Pete Hines zajął oficjalne stanowisko w sprawie płatnych modyfikacji, które firma Bethesda rozpowszechnia za pośrednictwem programu Creation Club. Jego słowa można sprowadzić do stwierdzenia, że przecież „nikt do niczego nie zmusza graczy”.
W zeszłym tygodniu informowaliśmy Was o tym, że po nieudanym romansie The Elder Scrolls V: Skyrim z płatnymi modyfikacjami, firma Bethesda postanowiła spróbować po raz kolejny – tym razem padło na Fallouta 4, który doczekał się wersji beta tak zwanego Creation Clubu; w ramach tego programu sprzedawane są mody będące de facto swoistymi DLC. Z uwagi na fakt, że tego typu zagrywki nie podobają się graczom, głos w sprawie po raz kolejny zabrał Pete Hines, czyli wiceprezes Bethesda Softworks.
W rozmowie z Tek Syndicate Hines przekonuje, że choć Bethesda wspiera modderów od 2002 roku, nie przeszkadza jej to w testowaniu nowych rozwiązań – tylko w ten sposób firma przekona się, „co działa, a co nie”. Jedną z rzeczy, która jego zdaniem się nie udała, były właśnie płatne modyfikacje, z których wydawca ostatecznie się wycofał.
Tym jednak, co wyróżnia dzieła dostępne w Creation Club na tle płatnych modów, jest fakt, że mamy do czynienia ze swoistymi DLC, tworzonymi przez graczy, którzy stają się zewnętrznymi deweloperami pracującymi bezpośrednio dla Bethesdy. Zdaniem Hinesa nikt ich nie powstrzymuje przed tworzeniem modów i udostępnianiem zupełnie za darmo, na przykład poprzez platformy Nexus lub Steam Workshop:
Musicie zrozumieć, że jednym z powodów, dla których nie mówimy o płatnych modach, jest fakt, iż tworzą je podwykonawcy. Otrzymują oni pieniądze nie tylko wtedy, kiedy ich dzieła się sprzedają – płacimy im przez cały okres współpracy. (...) Chcą tworzyć mody w wolnym czasie? Nikt im nie zabrania, gdyż praca i tworzenie modów to dwie różne rzeczy.
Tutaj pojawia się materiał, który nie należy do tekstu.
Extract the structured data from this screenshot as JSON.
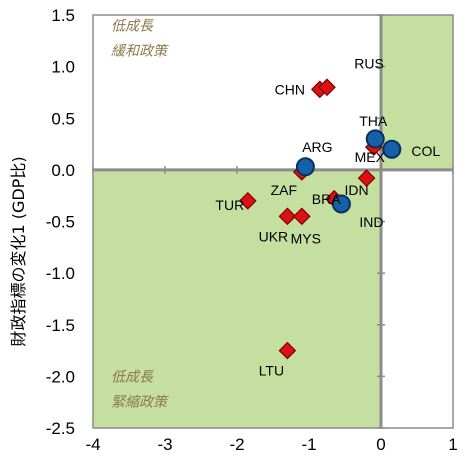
{
  "chart_data": {
    "type": "scatter",
    "title": "",
    "xlabel": "",
    "ylabel": "財政指標の変化1 (GDP比)",
    "xlim": [
      -4,
      1
    ],
    "ylim": [
      -2.5,
      1.5
    ],
    "x_ticks": [
      "-4",
      "-3",
      "-2",
      "-1",
      "0",
      "1"
    ],
    "y_ticks": [
      "1.5",
      "1.0",
      "0.5",
      "0.0",
      "-0.5",
      "-1.0",
      "-1.5",
      "-2.0",
      "-2.5"
    ],
    "grid": false,
    "legend": "none",
    "shaded_regions": [
      {
        "x": [
          0,
          1
        ],
        "y": [
          0,
          1.5
        ]
      },
      {
        "x": [
          -4,
          0
        ],
        "y": [
          -2.5,
          0
        ]
      }
    ],
    "annotations": [
      {
        "text": "低成長",
        "line2": "緩和政策",
        "x": -3.75,
        "y": 1.35
      },
      {
        "text": "低成長",
        "line2": "緊縮政策",
        "x": -3.75,
        "y": -2.05
      }
    ],
    "series": [
      {
        "marker": "diamond",
        "color": "#dd1111",
        "points": [
          {
            "label": "CHN",
            "x": -0.85,
            "y": 0.78
          },
          {
            "label": "RUS",
            "x": -0.75,
            "y": 0.8
          },
          {
            "label": "MEX",
            "x": -0.1,
            "y": 0.22
          },
          {
            "label": "ZAF",
            "x": -1.1,
            "y": -0.02
          },
          {
            "label": "IDN",
            "x": -0.2,
            "y": -0.08
          },
          {
            "label": "BRA",
            "x": -0.65,
            "y": -0.28
          },
          {
            "label": "TUR",
            "x": -1.85,
            "y": -0.3
          },
          {
            "label": "UKR",
            "x": -1.3,
            "y": -0.45
          },
          {
            "label": "MYS",
            "x": -1.1,
            "y": -0.45
          },
          {
            "label": "LTU",
            "x": -1.3,
            "y": -1.75
          }
        ]
      },
      {
        "marker": "circle",
        "color": "#1560a8",
        "points": [
          {
            "label": "THA",
            "x": -0.08,
            "y": 0.3
          },
          {
            "label": "COL",
            "x": 0.15,
            "y": 0.2
          },
          {
            "label": "ARG",
            "x": -1.05,
            "y": 0.03
          },
          {
            "label": "IND",
            "x": -0.55,
            "y": -0.33
          }
        ]
      }
    ]
  }
}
Dalej Hines przekonuje, że w końcowym rezultacie mody i tak pozostaną darmowe, a modderzy będą mogli robić co tylko zechcą, docierając ze swoimi dziełami do graczy na przykład poprzez Nexusa. Jego kolejne słowa można natomiast sprowadzić do następującego stwierdzenia – jeśli graczom podoba się to, co mogą znaleźć w Creation Clubie, mogą zapłacić i cieszyć się nową zawartością; jeśli nie - cóż, nikt ich do niczego nie zmusza. Wszak nikt nie powiedział, że darmowe mody (dostępne poprzez wyżej wspomniane Steam Workshop lub Nexusa) nie mogą być lepsze od tych płatnych.
Na koniec Hines nie omieszkał zająć stanowiska w sprawie ewentualnego zamknięcia Nexusa przez Bethesdę. Jak sam twierdzi, z podobnymi głosami można było się spotkać na przykład wtedy, kiedy mody miały pojawić się na Bethesda.net:
Czy macie problemy ze znalezieniem modów na Nexusie? Czy jest ich mniej? Nie. Ludzie mogą robić co tylko chcą, bawić się, modować, grać w co tylko chcą, tworzyć co chcą.
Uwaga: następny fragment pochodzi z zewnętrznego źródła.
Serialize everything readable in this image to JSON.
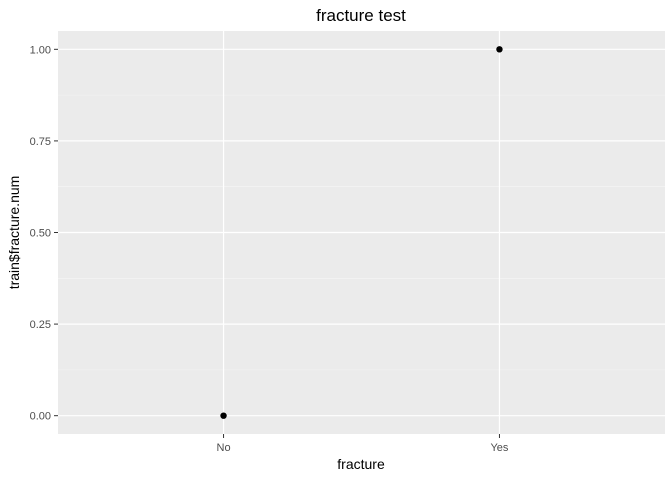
{
  "chart_data": {
    "type": "scatter",
    "title": "fracture  test",
    "xlabel": "fracture",
    "ylabel": "train$fracture.num",
    "categories": [
      "No",
      "Yes"
    ],
    "points": [
      {
        "x": "No",
        "y": 0
      },
      {
        "x": "Yes",
        "y": 1
      }
    ],
    "yticks": [
      0,
      0.25,
      0.5,
      0.75,
      1.0
    ],
    "ytick_labels": [
      "0.00",
      "0.25",
      "0.50",
      "0.75",
      "1.00"
    ],
    "ylim": [
      -0.05,
      1.05
    ],
    "grid": true,
    "colors": {
      "panel_background": "#ebebeb",
      "grid_major": "#ffffff",
      "grid_minor": "#f5f5f5",
      "point": "#000000",
      "tick": "#333333"
    }
  }
}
W tym momencie warto jeszcze zwrócić uwagę na fakt, że problem najpewniej by nie istniał, gdyby tylko Bethesda nie próbowała od lat sprzedawać graczom rzeczy pokroju legendarnej już zbroi dla konia. Ludzie najzwyczajniej w świecie boją się, że jeśli plan Bethesdy się powiedzie, to za mody do ewentualnego Fallouta 5 i The Elder Scrolls VI będą musieli zapłacić.
Temat bynajmniej nie został jeszcze wyczerpany – w przyszłym miesiącu swojego Creation Clubu ma się doczekać The Elder Scrolls V: Skyrim - Special Edition. Wiele wskazuje na to, że pomimo słów Hinesa, gracze ponownie nie pozostawią na firmie suchej nitki za udostępnianie „płatnych modyfikacji”.